3.4. Attrition Costs Modeling and Savings Estimation
The cost of attrition at each of the primary stage quarters, intermediate, and advanced training were estimated from the literature for the strike pipeline (
Figure 4). The cost savings achieved by proactively removing high-attrition risk student aviators for different scenarios were also calculated using data pertaining to these past students. The magnitude of the savings depends on the earliest time a machine-learning model predicted this outcome and when the attrition actually occurred.
Figure 10.
Attrition cost modeling and savings estimation excel tool with sample results.
Figure 10.
Attrition cost modeling and savings estimation excel tool with sample results.
First, annual attrition costs to the U.S. Navy were estimated assuming 1,100 students in training, which is approximately the annual throughput of the U.S. Navy’s pilot training. Different aircraft (F-35, F-18, P3-P8, tilt rotors, and others) cost different total amounts to be trained on. The average cost to train aviators in different pipelines (including FRS stage) was estimated to be $6M. The cost of intermediate and advanced training was approximated accordingly. The attrition costs were then estimated as approximately $100 M per year using the observed attrition rates in primary (by quarter), intermediate, and advanced training stages.

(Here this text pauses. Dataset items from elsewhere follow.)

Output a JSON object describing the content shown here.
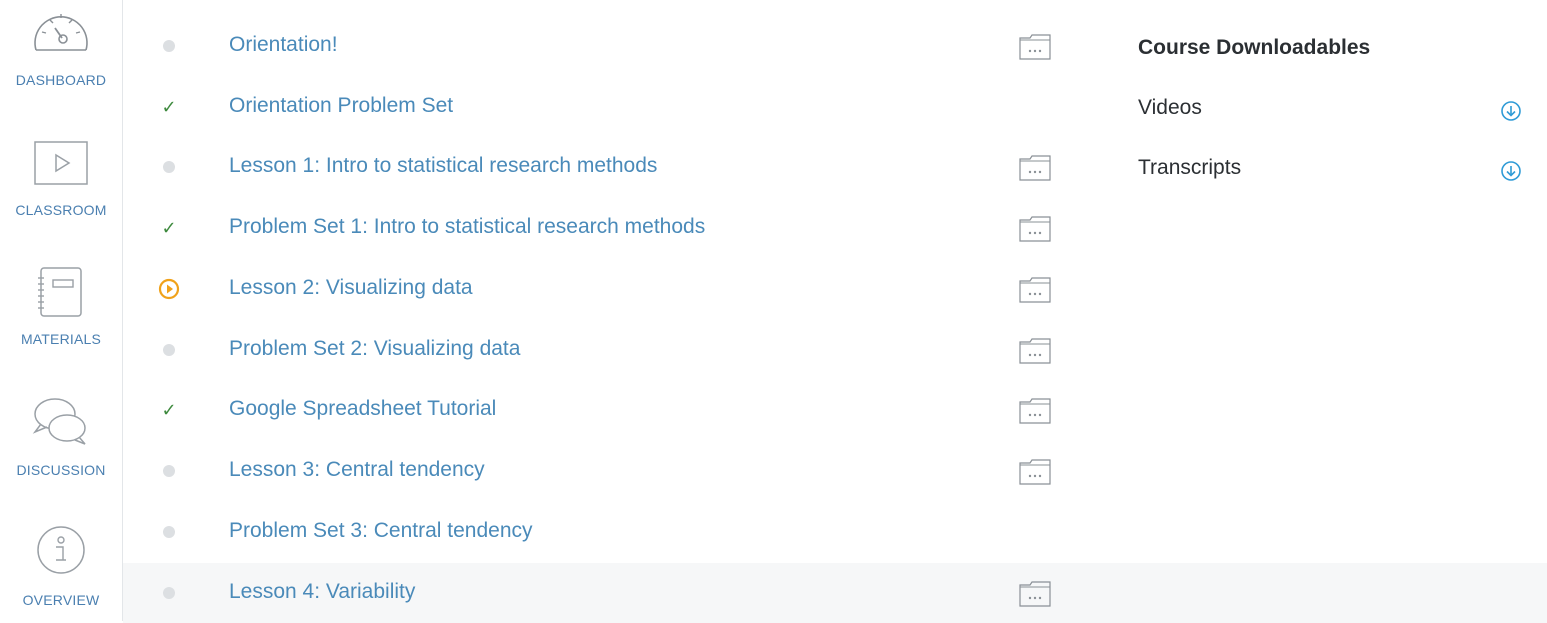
{
  "sidebar": {
    "items": [
      {
        "id": "dashboard",
        "label": "DASHBOARD",
        "icon": "gauge-icon"
      },
      {
        "id": "classroom",
        "label": "CLASSROOM",
        "icon": "play-icon"
      },
      {
        "id": "materials",
        "label": "MATERIALS",
        "icon": "notebook-icon"
      },
      {
        "id": "discussion",
        "label": "DISCUSSION",
        "icon": "chat-bubbles-icon"
      },
      {
        "id": "overview",
        "label": "OVERVIEW",
        "icon": "info-icon"
      }
    ]
  },
  "lessons": [
    {
      "title": "Orientation!",
      "status": "none",
      "has_folder": true
    },
    {
      "title": "Orientation Problem Set",
      "status": "complete",
      "has_folder": false
    },
    {
      "title": "Lesson 1: Intro to statistical research methods",
      "status": "none",
      "has_folder": true
    },
    {
      "title": "Problem Set 1: Intro to statistical research methods",
      "status": "complete",
      "has_folder": true
    },
    {
      "title": "Lesson 2: Visualizing data",
      "status": "in-progress",
      "has_folder": true
    },
    {
      "title": "Problem Set 2: Visualizing data",
      "status": "none",
      "has_folder": true
    },
    {
      "title": "Google Spreadsheet Tutorial",
      "status": "complete",
      "has_folder": true
    },
    {
      "title": "Lesson 3: Central tendency",
      "status": "none",
      "has_folder": true
    },
    {
      "title": "Problem Set 3: Central tendency",
      "status": "none",
      "has_folder": false
    },
    {
      "title": "Lesson 4: Variability",
      "status": "none",
      "has_folder": true
    }
  ],
  "downloads": {
    "heading": "Course Downloadables",
    "items": [
      {
        "label": "Videos",
        "icon": "download-icon"
      },
      {
        "label": "Transcripts",
        "icon": "download-icon"
      }
    ]
  },
  "colors": {
    "link": "#4a8ab9",
    "nav_label": "#4a7fb0",
    "check": "#3e8a3e",
    "in_progress": "#f0a21b",
    "dot": "#dcdfe2",
    "download": "#2f9bd6"
  }
}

Potential cost savings to the U.S. Navy were estimated by utilizing machine-learning models’ true positive and false positive performance metrics for each primary quarter, intermediate, and advanced stage. For example, if the end of primary stage attrition was predicted at the end of the first quarter of primary training, the direct cost savings are equal to the cost of providing training to a student aviator in the second, third, and fourth quarters of the primary stage. Each primary stage quarter was assumed to require an equal amount of resources. Assuming equal cost provides a conservative cost savings estimate as, in reality, later parts of primary training require more flight hours than earlier parts. For intermediate and advanced stages, the exact information on when a student aviator left the training program is not available and is assumed to be at the end of those stages. An Excel-based cost savings calculator was developed where a machine-learning model’s performance metrics can be input. This sheet calculates the cost savings due to true positive predictions, added costs due to false positives, and the net cost benefit or loss. Using this tool, at each decision point in time, the model with the best performance metrics and hence the most cost-benefit, if any, is chosen as the best one. After all such models’ results are entered, the cost savings per training stage as well as net value are calculated.